Bazar Buah Sebadai Hulu merupakan bazar yang mengakomodir buah lokal di desa ini  seperti durian, rambutan, manggis, dan cempedak. Pada bazar ini juga menjual makanan olahan tradisional seperti lempuk, sagu butir, sagun ubi dan lainnya.

Antusiasme masyarakat terhadap bazar ini sangat tinggi terlihat dari stok buah dan makanan olahan yang dijajakan terjual dalam waktu singkat. Irfan Kurniawan selaku ketua KKN STAI Natuna Posko 6 Desa Sebadai Hulu mengucapkan terima kasih kepada seluruh pengunjung yang telah berkunjung dan memeriahkan festival ini serta memohon maaf karena stok buah yang disediakan telah habis terjual, sehingga belum bisa melayani seluruh pengunjung yang hadir.

Semoga bazar ini dapat menjadi kegiatan tahunan dan diselenggarakan kembali dengan lebih meriah serta persediaan yang lebih banyak di tahun-tahun berikutnya, baik oleh pihak mahasiswa KKN ataupun pihak desa sehingga masyarakat lokal dapat memasarkan hasil panennya. (ITN)

 
Natuna People’s Enthusiasm for coming to the Sebadai Hulu Fruit Bazaar

Sebadai Hulu Fruit Bazaar is the first fruit bazaar held in Natuna. The Student Community Service Program (KKN) of Sekolah Tinggi Agama Islam (STAI) Natuna held this bazaar in Sebadai Hulu Village on Sunday (Jan 11, 2026).
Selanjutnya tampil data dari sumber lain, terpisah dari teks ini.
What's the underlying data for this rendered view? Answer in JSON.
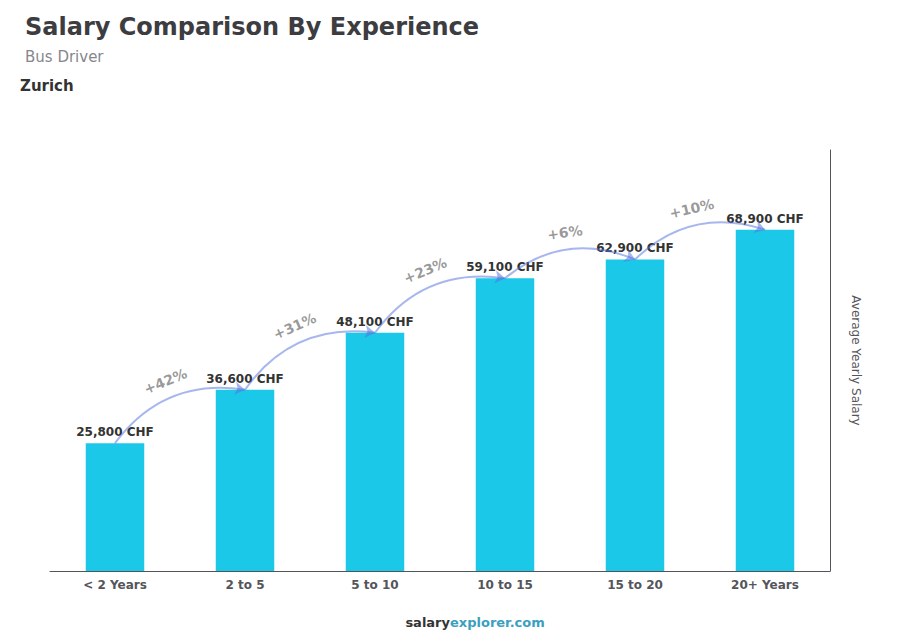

Sebadai Hulu Fruit Bazaar was a bazaar offering local fruits from the village, such as durian, rambutan, mangosteen, and cempedak. The bazaar also offered traditional processed food such as lempuk, sago grains, cassava sagun, and other local delicacies.

The fruits and food items were sold out quickly due to the community’s high enthusiasm. Irfan Kurniawan, the leader of the 6th post of KKN STAI Natuna, Sebadai Hulu Village, expressed his gratitude for every visitor who livened up the festival. He also extended an apology, as the fruit supplies had completely sold out; therefore, he was unable to accommodate all visitors.

Hopefully, this fruit bazaar will be an annual event and be more festive with a larger supply planned in the coming years, held by the KKN students or village authorities so that the local residents are able to sell their crops.